O globo, n.31893, 01/12/2020. País, p. 8

 

O dia seguinte do PT

Sérgio Roxo 

01/12/2020

 

 

O resultado da eleição do último domingo intensificou articulações de grupos petistas para encurtar o mandato da presidente do partido, Gleisi Hoffmann. Pela primeira vez em sua história, a sigla não elegeu nenhum prefeito em capitais. O descontentamento fez com que gente do partido defendesse até que o ex-presidente Lula saia de cena e permita a renovação dos quadros.

A defesa da troca da direção está sendo liderada pelas correntes minoritárias Novos Rumos e Articulação de Esquerda. Há uma tentativa de atrair quadros da CNB, o grupo majoritário, para a causa.

— Diante dos resultados que foram muito abaixo das nossas expectativas, é importante que a gente antecipe o congresso do PT para 2021. Em função dos problemas que o partido enfrentou na eleição, temos que fazer um balanço, debater a nossa tática e renovar a direção — afirma o deputado estadual José Américo, do Novos Rumos.

Reeleita no ano passado, Gleisi tem mandato na presidência do PT até 2023. Para antecipar o congresso e mudar a direção, seria necessário a aprovação do diretório nacional, que é controlado pela CNB, a corrente da atual presidente.

Gleisi fez uma avaliação positiva do resultado da eleição. O argumento principal é que o partido manteve o mesmo número de eleitores sob o seu comando, apesar no número total de cidades, de 254, foi para 183.

CRÍTICA INTERNA

“Não se pode converter derrota em vitória. Derrota é derrota. O papel do dirigente político é o de buscar as causas das derrotas. Fora disso, é o autoengano, teimosia, obtusidade. O PT precisa voltar a ser o partido do futuro. Passado é passado”, contestou Alberto Cantalice, membro do diretório nacional e integrante da CNB, no Twitter.

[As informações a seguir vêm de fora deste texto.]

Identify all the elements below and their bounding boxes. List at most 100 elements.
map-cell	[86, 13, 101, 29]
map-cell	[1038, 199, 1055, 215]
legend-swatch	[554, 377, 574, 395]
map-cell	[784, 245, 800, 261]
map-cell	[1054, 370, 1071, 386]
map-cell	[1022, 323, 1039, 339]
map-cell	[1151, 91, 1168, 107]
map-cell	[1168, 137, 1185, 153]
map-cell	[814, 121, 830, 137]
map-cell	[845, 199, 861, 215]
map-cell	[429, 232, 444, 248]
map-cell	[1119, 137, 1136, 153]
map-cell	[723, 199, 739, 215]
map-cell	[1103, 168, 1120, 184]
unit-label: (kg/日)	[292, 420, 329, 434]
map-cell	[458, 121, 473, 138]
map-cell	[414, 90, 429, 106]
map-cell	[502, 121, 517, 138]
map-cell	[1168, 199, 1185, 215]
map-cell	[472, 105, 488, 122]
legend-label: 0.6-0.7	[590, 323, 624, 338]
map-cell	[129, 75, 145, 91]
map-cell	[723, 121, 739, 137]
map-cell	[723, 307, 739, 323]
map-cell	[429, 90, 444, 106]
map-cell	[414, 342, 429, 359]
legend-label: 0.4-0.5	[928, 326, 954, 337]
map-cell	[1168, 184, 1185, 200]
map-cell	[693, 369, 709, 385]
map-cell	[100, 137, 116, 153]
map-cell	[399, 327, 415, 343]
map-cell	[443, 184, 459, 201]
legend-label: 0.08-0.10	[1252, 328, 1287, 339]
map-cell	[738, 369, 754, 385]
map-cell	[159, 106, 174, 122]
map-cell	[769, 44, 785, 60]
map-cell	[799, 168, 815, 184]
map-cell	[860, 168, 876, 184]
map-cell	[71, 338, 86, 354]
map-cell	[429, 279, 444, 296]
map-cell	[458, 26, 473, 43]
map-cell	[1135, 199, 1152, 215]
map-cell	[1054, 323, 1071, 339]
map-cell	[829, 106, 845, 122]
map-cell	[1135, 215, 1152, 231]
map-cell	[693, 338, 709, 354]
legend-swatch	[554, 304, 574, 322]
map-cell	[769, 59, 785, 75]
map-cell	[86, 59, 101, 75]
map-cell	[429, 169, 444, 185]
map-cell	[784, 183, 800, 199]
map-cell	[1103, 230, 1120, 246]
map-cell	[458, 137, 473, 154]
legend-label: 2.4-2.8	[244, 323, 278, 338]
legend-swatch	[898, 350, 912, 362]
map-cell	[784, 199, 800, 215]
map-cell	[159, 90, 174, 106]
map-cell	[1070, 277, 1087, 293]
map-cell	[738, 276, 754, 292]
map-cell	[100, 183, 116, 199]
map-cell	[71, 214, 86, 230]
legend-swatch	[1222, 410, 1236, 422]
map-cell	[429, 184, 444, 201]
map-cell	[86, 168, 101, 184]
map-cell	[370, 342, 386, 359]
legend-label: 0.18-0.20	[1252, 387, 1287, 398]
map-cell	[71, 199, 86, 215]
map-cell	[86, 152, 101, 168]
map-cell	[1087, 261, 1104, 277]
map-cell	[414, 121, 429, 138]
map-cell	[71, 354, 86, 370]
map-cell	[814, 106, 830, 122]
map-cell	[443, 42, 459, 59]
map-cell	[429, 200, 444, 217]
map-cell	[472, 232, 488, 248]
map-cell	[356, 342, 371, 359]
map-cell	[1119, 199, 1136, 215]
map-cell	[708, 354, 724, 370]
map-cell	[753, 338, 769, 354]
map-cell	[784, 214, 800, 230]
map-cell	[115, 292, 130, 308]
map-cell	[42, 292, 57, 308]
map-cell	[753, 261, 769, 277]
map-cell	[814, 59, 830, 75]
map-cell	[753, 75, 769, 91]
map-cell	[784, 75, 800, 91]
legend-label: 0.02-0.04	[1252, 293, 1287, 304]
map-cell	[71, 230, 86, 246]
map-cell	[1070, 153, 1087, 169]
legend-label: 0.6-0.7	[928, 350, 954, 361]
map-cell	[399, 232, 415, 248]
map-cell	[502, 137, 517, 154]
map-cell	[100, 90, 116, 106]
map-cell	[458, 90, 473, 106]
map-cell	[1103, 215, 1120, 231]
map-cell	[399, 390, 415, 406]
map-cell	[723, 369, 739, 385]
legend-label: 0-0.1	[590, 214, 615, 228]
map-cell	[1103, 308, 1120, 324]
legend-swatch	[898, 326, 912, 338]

Ao GLOBO, Cantalice disse que o partido deveria renovar suas lideranças e se apresentar assim ao eleitor em 2022. Ele acrescentou que não defende necessariamente a realização de um congresso partidário.

Para Cantalice, Lula, por ser a principal figura da sigla, tem relação direta com o resultado e, por isso, deveria sair de cena.

—O PT tem várias lideranças: (o ex-prefeito Fernando) Haddad, (governador) Camilo (Santanta), (o senador Jaques) Wagner, (os governadores) Rui Costa, Wellington Dias e Fátima Bezerra. Vários senadores. O Lula já deu muito para o partido. É hora de abrir espaço.

Seguindo tática defendida por Lula após deixar a cadeia em novembro do ano passado, o PT decidiu lançar candidatos no maior número possível de cidades que possuem retransmissoras de televisão. A ideia era usar o horário eleitoral para propagar o legado da sigla.

Apesar da orientação, foram feitas alianças em que a legenda abriu mão da cabeça da chapa, como em Belém, com o apoio a Edmilson Rodrigues (PSOL), que saiu vencedor, e Porto Alegre, com composição com Manuela D’Ávila (PCdoB).

Em reunião na manhã de ontem com Lula, Haddad, governadores e líderes na Câmara e no Senado, Gleisi defendeu que a tática adotada foi acertada porque o partido cresceu nas grandes cidades. Em 2016, a sigla havia disputado sete segundos turnos e agora foram 15. O PT venceu em quatro disputas no último domingo. Houve também aumento da votação em capitais, apesar de não ter sido obtida nenhuma vitória. Há quatro anos, o partido tinha conquistado apenas Rio Branco, no Acre.

Mesmo pessoas próximas a Gleisi reconhecem, porém, que o resultado foi pior do que o projetado. A expectativa era se recuperar de parte do fiasco de 2016, quando o partido perdeu 60% das prefeituras que tinha vencido quatro anos antes.

Em uma reunião de avaliação do primeiro turno, Lula havia mostrado preocupação com as derrotas do PT em São Bernardo do Campo, cidade onde vive, e Osasco, município da região metropolitana de São Paulo.

Na cidade do ABC, Luiz Marinho, que já foi prefeito por duas vezes, perdeu no primeiro turno para o atual prefeito Orlando Morando. Em Osasco, cidade em que o PT já venceu três vezes, Emídio de Souza ficou apenas em terceiro lugar.